Dear EarthTalk: How are wild turkeys faring in the U.S.? Occasionally I'll see some crossing the road, but how well could they be doing with all the development going on around them?

-- Harley Barton, Hingham, MA

No one can be sure how many millions of wild turkeys roamed what was to become the continental United States when the Puritans dined on them at the first Thanksgiving in 1621 near Plymouth Rock, but there were obviously enough of the birds to make them easy prey. By the late 1700s turkeys across the frontier were being harvested with reckless abandon. The food shortages that accompanied the Civil War accelerated demand for wild turkeys, and their numbers started to dwindle to startlingly low levels.

Caption: By the early 1900s, only 30,000 wild turkeys roamed the continental U.S., having been exterminated across almost half their former range.

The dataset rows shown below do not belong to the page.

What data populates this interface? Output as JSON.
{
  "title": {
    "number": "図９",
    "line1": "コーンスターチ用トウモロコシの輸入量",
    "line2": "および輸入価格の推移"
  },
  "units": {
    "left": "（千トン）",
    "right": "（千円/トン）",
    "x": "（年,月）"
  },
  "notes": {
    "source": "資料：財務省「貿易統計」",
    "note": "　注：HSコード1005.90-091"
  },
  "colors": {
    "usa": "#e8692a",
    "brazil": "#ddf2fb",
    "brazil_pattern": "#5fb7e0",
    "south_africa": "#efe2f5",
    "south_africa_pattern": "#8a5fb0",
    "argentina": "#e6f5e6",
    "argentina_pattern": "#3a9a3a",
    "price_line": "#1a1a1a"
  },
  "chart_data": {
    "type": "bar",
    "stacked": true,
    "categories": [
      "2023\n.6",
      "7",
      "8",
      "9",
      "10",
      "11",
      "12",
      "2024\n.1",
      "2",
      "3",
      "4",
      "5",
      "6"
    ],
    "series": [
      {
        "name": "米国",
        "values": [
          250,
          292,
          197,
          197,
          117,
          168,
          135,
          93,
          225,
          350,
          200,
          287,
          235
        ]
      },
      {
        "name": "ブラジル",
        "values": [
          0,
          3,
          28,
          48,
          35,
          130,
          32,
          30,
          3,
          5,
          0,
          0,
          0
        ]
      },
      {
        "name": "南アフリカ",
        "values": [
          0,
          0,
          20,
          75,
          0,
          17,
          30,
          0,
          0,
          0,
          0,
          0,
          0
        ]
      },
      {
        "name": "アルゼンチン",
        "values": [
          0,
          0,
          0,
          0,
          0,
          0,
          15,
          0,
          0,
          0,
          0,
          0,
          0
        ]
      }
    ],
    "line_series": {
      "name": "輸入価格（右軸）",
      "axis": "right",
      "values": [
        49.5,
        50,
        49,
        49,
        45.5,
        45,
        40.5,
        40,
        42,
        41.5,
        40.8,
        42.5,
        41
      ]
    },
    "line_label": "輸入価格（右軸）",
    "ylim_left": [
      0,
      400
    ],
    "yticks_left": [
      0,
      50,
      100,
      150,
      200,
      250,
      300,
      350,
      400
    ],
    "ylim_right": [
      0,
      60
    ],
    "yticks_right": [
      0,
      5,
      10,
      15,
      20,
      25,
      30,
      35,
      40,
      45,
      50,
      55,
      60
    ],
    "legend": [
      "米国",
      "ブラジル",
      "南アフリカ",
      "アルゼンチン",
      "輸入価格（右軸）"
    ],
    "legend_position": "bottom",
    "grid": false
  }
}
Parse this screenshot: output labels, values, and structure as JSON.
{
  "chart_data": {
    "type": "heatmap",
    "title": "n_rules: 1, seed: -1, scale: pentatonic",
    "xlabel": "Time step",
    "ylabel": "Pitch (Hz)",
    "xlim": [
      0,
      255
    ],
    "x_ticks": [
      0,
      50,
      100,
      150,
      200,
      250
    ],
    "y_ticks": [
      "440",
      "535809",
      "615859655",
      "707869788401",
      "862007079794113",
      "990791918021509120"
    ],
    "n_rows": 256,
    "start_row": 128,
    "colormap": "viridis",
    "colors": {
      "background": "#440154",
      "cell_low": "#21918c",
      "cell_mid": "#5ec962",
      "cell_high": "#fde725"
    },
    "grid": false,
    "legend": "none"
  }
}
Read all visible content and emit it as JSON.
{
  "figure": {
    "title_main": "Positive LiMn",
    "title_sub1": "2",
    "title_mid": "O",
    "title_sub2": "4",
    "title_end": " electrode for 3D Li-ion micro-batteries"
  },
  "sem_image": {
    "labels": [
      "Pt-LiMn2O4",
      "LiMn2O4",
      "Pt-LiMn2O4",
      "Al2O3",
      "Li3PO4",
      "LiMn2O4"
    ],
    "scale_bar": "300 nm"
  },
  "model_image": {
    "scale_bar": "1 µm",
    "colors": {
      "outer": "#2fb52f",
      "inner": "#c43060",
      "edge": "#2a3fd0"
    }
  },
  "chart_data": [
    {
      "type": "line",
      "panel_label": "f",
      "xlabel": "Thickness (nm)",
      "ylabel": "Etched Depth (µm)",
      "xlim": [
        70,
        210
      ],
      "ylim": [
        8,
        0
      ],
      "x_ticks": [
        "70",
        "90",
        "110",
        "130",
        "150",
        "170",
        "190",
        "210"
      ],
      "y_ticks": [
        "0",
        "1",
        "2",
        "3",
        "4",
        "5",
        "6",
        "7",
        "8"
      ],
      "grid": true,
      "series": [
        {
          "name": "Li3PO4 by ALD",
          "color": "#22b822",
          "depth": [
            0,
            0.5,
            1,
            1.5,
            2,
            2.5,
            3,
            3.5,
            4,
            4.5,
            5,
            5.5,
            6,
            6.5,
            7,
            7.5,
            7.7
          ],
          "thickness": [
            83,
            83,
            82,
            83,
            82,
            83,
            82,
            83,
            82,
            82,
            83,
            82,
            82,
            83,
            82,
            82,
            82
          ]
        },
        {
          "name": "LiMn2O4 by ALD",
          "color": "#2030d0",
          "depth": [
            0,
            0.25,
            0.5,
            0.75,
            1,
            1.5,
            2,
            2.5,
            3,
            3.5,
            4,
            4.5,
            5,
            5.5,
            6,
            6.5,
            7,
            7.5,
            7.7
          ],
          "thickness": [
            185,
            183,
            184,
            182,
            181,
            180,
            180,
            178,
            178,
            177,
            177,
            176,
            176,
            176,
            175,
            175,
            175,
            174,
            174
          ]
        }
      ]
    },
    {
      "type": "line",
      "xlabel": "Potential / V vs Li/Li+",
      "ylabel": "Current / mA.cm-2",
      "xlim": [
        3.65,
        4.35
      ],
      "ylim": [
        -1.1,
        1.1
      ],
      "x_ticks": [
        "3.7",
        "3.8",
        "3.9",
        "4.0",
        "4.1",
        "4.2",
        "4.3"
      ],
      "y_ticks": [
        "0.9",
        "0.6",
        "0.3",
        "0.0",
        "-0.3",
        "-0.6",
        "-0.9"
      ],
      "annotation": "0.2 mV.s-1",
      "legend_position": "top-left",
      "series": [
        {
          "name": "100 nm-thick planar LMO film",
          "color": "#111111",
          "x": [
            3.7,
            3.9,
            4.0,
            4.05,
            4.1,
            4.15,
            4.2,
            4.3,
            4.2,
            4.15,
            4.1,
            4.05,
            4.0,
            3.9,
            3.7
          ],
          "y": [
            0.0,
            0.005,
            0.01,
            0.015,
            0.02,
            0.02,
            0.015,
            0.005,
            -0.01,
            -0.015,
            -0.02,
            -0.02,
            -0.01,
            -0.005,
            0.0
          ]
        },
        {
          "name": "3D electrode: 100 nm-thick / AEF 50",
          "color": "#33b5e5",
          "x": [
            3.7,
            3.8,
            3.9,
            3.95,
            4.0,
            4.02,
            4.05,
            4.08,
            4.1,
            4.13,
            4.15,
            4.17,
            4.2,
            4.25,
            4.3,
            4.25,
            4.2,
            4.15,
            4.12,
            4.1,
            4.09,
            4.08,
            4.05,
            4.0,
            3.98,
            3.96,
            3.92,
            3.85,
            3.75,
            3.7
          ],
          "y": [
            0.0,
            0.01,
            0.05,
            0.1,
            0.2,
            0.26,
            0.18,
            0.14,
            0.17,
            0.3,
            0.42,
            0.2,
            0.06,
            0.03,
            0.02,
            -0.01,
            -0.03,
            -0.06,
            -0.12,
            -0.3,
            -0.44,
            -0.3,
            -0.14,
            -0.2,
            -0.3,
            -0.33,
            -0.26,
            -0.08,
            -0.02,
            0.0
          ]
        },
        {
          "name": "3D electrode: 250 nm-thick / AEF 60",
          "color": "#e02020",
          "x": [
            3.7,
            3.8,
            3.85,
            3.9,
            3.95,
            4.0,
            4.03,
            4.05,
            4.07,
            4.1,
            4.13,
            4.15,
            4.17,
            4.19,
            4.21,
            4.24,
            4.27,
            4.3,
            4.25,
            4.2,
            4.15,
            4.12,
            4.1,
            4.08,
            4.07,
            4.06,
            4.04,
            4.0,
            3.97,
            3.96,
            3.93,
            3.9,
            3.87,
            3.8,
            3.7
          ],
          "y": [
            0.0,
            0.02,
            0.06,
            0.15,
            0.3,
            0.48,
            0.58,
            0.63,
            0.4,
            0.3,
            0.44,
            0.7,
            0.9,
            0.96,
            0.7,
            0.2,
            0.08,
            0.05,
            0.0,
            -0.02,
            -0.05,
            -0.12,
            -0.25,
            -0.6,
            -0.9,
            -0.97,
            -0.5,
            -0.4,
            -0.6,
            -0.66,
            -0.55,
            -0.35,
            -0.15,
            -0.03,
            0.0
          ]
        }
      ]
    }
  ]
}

Today, as many as seven million roam the countryside across every U.S. state except Alaska . Photo courtesy: emagazine.com/Vicki DeLoach, Flickr.

But things started to turn around for wild turkeys when Congress passed the landmark Federal Aid in Wildlife Restoration Act (Pittman-Robertson Act) in 1937, which placed an excise tax on guns, ammo and other hunting gear. A portion of the billions of dollars raised from the law have been and continue to be allocated toward restoring wildlife habitat across the country.

By 1959, wild turkey numbers jumped topping half a million birds across the U.S. A 1973 wild turkey census by the then newly formed National Wild Turkey Federation (NWTF) turned up something like 1.3 million birds.

Turkey hunting is traditionally an autumn pursuit, culminating at Thanksgiving, of course, but each state has its own laws regarding when and where turkey hunting is allowed.